Over the break we hit up Blockbuster Video, a place that every horror fan hates, other than the readers of Fangoria who no doubt believe it is dope or fly cause they've got all the new CGI monster movies and Sci-fi Channel features. I picked Toolbox Murders because I wanted to see if director Tobe Hooper is back on track. This guy once brought us The Texas Chain Saw Massacre and Poltergeist as well as the cult slashers Eaten Alive and The Funhouse. Unfortunately his last well known movie was The Mangler. Released in 1995, it's a terrible Stephen King film that bears, of course, barely any resemblance to the original short story of the same name. Sadly, it got worse. In 2000, on video, appeared the Lake Placid knockoff, Crocodile, with a giant CGI beast. Oh that movie did certainly suck as you can better imagine.
People are talking about Tobe Hooper again because there has been some buzz about this Toolbox Murders, a gore-filled remake of a 70's bloodbath. Is this the awesome movie we've all been waiting for? Hell no.
The original The Toolbox Murders is not that memorable, but it has got one really great kill before ending on a slow note. At least the film goes down as one of the video nasties, banned in Britain. I really don't remember it well, but am pretty sure it drifted off on a dull kidnapping plot tangent. That's all irrelevant now, because Tobe Hooper's movie only shares the killing tools with the original. He brings in a bunch of other shit though... and it's all awful.
- a kid who hacks into his neighbors webcam, to watch her changing, but did he get that murder recorded?
- mysterious runes of magic decorating the building, this supernatural element is never explained.
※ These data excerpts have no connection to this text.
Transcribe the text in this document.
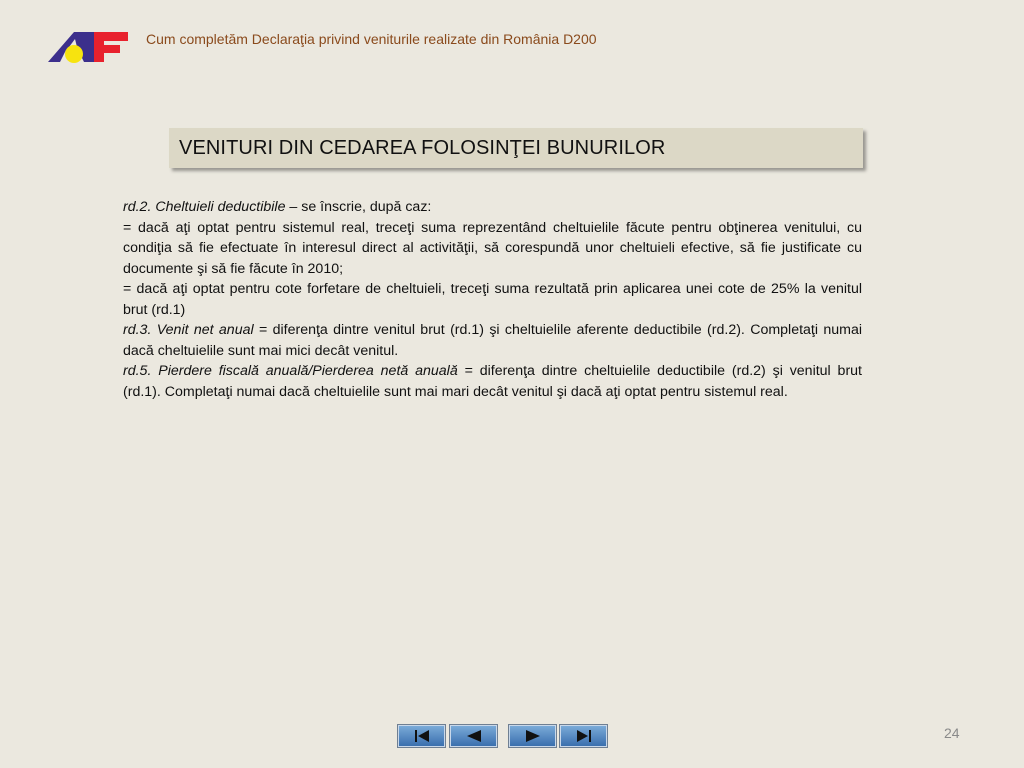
Cum completăm Declaraţia privind veniturile realizate din România D200
VENITURI DIN CEDAREA FOLOSINŢEI BUNURILOR

rd.2. Cheltuieli deductibile – se înscrie, după caz:

= dacă aţi optat pentru sistemul real, treceţi suma reprezentând cheltuielile făcute pentru obţinerea venitului, cu condiţia să fie efectuate în interesul direct al activităţii, să corespundă unor cheltuieli efective, să fie justificate cu documente şi să fie făcute în 2010;

= dacă aţi optat pentru cote forfetare de cheltuieli, treceţi suma rezultată prin aplicarea unei cote de 25% la venitul brut (rd.1)

rd.3. Venit net anual = diferenţa dintre venitul brut (rd.1) şi cheltuielile aferente deductibile (rd.2). Completaţi numai dacă cheltuielile sunt mai mici decât venitul.

rd.5. Pierdere fiscală anuală/Pierderea netă anuală = diferenţa dintre cheltuielile deductibile (rd.2) şi venitul brut (rd.1). Completaţi numai dacă cheltuielile sunt mai mari decât venitul şi dacă aţi optat pentru sistemul real.

24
I mean that in a bad way, I know ambiguity often works in horror, but in here it's either laziness or too much crap ended up on the cutting room floor.
- a Trent Reznor-type brooding handy man, so obviously weird, that he could not be the killer.
- a cast of moody generation x'ers, look... the nineties are over, but here we are. A lot of rain too, sure there is a rainy season in L.A., but that looked like Seattle.
- a sleazy building manager, who seriously, did not seem at all bad to me next to an actual building manager that I had when I lived in Hollywood.
- piles of rotting corpses, like we discovered Leatherface's secret room, which is out of place in a movie that aims to be believable for the first two thirds of the way through.
- the movie did not feel 70's, despite the quote on the box cover, it felt very now... and it sets us up for a sequel!
- don't see it
1 comment:
Hey Warrenzone,
Good to have you back, I look forward to your review of toolbox murders when you get the time.
Your right about blockbuster's "horror" section... me and the wife were standing right in front of it yesterday and did not really find much of what I was looking for (mainly classic Hammer stuff).
Anyway, just wanted to say hello from one horror / halloween bloger to another.